Mr Burnham spoke out less than 48 hours after Government figures claimed acute trusts in the West Midlands could save #124 million by reducing the time patients spend in hospital, minimising emergency admissions and better staff management. But he dismissed the findings of the RCN's study, which revealed patients on poorly-staffed wards had a 26 per cent higher risk of dying.
While very few nurses have been made redundant in the Midlands, trusts have frozen almost 4,500 posts leaving nursing graduates with no jobs to go to.
Mr Burnham said: "You do need appropriate staffing levels to get the right quality of care and there's a level at which care will suffer, but what disappoints me is the way in which the RCN's study has been reported, because there are 89,000 more nurses in the hospitals than there were in 1997.
"In fact the number of nursing redundancies is actually very small, I'm not saying there aren't related pressures in some parts of the country, where difficult decisions are being made.
"The NHS is not set in stone, the way in which healthcare is being delivered is changing as is the environment in which it is being given, that's just the way it is.
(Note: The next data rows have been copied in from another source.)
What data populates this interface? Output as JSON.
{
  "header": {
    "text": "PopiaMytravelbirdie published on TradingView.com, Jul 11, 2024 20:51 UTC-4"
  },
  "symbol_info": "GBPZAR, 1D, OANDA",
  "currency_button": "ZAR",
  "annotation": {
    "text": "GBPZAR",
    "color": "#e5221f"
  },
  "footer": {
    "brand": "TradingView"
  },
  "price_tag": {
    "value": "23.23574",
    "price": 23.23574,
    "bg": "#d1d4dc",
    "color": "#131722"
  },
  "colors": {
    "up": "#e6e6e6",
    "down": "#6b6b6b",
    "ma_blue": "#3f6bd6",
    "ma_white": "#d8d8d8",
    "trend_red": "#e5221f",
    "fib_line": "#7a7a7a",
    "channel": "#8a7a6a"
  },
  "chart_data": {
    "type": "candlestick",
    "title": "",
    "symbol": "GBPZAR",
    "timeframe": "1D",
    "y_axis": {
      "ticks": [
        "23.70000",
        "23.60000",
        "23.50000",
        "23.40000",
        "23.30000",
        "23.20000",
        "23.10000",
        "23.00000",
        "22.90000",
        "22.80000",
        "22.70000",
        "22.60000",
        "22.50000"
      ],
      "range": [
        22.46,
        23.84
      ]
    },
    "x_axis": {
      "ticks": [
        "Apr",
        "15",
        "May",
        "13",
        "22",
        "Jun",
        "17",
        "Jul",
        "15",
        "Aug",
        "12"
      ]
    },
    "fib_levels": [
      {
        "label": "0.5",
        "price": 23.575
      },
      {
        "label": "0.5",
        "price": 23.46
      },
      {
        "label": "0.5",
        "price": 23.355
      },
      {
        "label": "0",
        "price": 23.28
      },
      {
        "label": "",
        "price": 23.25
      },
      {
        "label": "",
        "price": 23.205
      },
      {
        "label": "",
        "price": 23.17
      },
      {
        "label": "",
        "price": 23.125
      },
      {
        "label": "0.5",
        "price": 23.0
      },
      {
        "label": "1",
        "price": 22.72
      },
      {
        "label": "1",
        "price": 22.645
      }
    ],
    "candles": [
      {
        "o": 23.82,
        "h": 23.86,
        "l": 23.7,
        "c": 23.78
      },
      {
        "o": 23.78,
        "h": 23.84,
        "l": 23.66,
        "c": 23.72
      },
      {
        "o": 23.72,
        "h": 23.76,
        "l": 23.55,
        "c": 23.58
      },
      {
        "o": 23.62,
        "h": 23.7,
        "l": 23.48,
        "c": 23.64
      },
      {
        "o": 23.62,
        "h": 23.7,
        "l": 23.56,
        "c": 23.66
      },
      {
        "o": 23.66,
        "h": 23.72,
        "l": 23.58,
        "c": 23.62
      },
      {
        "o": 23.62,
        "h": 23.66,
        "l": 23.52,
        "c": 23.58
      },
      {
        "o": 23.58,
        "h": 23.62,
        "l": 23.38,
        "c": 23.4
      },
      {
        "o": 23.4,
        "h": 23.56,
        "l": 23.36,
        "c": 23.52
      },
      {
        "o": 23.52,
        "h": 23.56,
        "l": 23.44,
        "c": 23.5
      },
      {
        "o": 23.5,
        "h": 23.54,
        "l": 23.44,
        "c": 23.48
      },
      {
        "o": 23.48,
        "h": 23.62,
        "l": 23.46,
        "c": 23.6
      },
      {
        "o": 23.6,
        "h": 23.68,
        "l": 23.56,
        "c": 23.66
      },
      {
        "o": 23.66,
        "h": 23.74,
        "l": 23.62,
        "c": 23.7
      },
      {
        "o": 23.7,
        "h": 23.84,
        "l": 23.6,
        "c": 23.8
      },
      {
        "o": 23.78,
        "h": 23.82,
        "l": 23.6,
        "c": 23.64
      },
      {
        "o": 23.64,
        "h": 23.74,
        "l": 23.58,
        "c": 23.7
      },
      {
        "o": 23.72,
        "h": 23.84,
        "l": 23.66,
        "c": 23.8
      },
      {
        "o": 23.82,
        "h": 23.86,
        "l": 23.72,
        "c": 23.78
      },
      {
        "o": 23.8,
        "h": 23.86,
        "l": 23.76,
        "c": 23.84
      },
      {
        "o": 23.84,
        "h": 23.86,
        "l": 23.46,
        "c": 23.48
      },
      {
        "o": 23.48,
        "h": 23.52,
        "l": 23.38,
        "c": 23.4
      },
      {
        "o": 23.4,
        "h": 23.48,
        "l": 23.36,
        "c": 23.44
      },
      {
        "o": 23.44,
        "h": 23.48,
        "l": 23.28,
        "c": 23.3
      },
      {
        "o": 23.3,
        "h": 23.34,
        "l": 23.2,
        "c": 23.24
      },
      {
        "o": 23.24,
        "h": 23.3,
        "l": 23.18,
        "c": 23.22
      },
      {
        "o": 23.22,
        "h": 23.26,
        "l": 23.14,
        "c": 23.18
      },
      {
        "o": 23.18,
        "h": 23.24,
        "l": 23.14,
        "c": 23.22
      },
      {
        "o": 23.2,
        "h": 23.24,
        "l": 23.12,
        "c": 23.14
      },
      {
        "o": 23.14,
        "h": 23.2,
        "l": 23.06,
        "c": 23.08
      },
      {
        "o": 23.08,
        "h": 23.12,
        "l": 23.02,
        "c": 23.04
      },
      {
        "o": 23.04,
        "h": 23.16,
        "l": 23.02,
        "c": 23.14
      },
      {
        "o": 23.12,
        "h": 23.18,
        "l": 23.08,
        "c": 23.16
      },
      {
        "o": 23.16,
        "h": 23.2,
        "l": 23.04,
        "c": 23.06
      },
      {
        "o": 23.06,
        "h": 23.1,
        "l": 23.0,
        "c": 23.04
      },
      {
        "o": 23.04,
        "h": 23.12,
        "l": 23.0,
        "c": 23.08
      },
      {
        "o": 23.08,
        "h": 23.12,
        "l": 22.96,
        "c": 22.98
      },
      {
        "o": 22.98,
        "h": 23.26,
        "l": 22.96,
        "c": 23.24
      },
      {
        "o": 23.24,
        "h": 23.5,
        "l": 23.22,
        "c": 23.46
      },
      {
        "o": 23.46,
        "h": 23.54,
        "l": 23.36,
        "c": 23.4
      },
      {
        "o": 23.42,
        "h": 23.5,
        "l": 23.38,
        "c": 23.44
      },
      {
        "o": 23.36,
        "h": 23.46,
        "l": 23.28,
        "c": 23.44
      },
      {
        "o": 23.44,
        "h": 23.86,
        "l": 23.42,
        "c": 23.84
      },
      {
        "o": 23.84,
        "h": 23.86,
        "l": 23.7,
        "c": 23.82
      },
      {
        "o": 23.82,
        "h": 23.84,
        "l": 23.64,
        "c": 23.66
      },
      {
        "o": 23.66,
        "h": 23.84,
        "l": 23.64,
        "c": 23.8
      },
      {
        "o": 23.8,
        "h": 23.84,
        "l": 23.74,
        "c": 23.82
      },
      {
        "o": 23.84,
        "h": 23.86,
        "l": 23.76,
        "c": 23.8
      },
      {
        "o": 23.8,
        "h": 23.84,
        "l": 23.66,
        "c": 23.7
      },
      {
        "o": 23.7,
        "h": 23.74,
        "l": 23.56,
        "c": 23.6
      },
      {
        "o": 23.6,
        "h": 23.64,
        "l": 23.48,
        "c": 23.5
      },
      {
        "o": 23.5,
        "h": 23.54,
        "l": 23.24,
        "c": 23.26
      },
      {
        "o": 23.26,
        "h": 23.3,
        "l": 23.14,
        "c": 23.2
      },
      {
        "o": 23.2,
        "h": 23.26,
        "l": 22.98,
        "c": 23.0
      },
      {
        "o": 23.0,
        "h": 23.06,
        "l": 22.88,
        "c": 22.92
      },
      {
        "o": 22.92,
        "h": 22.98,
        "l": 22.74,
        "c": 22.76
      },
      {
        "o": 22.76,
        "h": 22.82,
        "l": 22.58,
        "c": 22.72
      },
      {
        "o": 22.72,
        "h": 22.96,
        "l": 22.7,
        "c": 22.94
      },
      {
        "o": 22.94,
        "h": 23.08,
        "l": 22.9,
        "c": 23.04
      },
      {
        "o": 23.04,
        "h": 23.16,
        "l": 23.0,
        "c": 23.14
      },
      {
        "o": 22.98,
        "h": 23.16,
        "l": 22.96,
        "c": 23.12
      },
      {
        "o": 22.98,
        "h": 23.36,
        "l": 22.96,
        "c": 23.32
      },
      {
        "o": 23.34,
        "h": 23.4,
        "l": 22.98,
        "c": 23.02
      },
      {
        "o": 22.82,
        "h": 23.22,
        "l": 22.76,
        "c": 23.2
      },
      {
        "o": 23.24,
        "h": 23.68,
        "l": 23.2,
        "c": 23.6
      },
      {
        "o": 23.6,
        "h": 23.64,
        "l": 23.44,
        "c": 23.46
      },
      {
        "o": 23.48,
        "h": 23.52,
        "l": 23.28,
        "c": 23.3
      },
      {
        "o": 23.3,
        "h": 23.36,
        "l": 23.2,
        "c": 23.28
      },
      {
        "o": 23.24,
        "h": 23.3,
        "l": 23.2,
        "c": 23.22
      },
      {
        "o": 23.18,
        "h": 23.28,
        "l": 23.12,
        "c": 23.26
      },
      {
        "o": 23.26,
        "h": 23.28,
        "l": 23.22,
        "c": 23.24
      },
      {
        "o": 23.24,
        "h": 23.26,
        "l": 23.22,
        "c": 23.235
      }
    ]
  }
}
I am not going to buy into a script that says the health service is falling apart. There's been a huge improvement in the West Midlands in the quality of care."
The study, conducted by Professor Anne Marie Rafferty of King's College in London, surveyed nearly 4,000 nurses in 30 hospital trusts and looked at 118,752 episodes of care – one episode being from admission to discharge for each patient.
Prof Rafferty found that on wards with the lowest nurse to patient ratios, patients had a 26 per cent higher risk of dying. She concluded that had there been more nurses on the wards, 246 lives could have been saved.
Dr Beverly Malone, the RCN's general secretary, said: "This research backs up what nurses have always known: that nurse numbers really do matter and that nurses make a life and death difference to how well their patients recover."
Mr Burnham also denied new indicators to measure productivity in hospital trusts were "not targets by another name".
He further added that moves to reduce patients' length of stay would be interpreted locally, and not dictated by the Government.
"Reducing lengths of stay will be in the patients' interest, so they can return home sooner, for example do women giving birth need to spend three or four days in hospital, it may be possible to reduce that to a day or even less than 24 hours," he said. "Cultures build up over time but they are not questioned so this initiative will help staff ask the right questions."
He went on to back The Birmingham Post's and Cancer Research UK's campaign for a new Cancer Plan to protect the funding of research, services and treatments.
"There is no doubt the schemes put in place by the first Cancer Plan have been very successful and most of the targets it set have already been met," he said.
"We want to make a robust defence for that plan and what it's achieved for patients, we don't want to see that dissipated when the current plan comes to an end in 2010."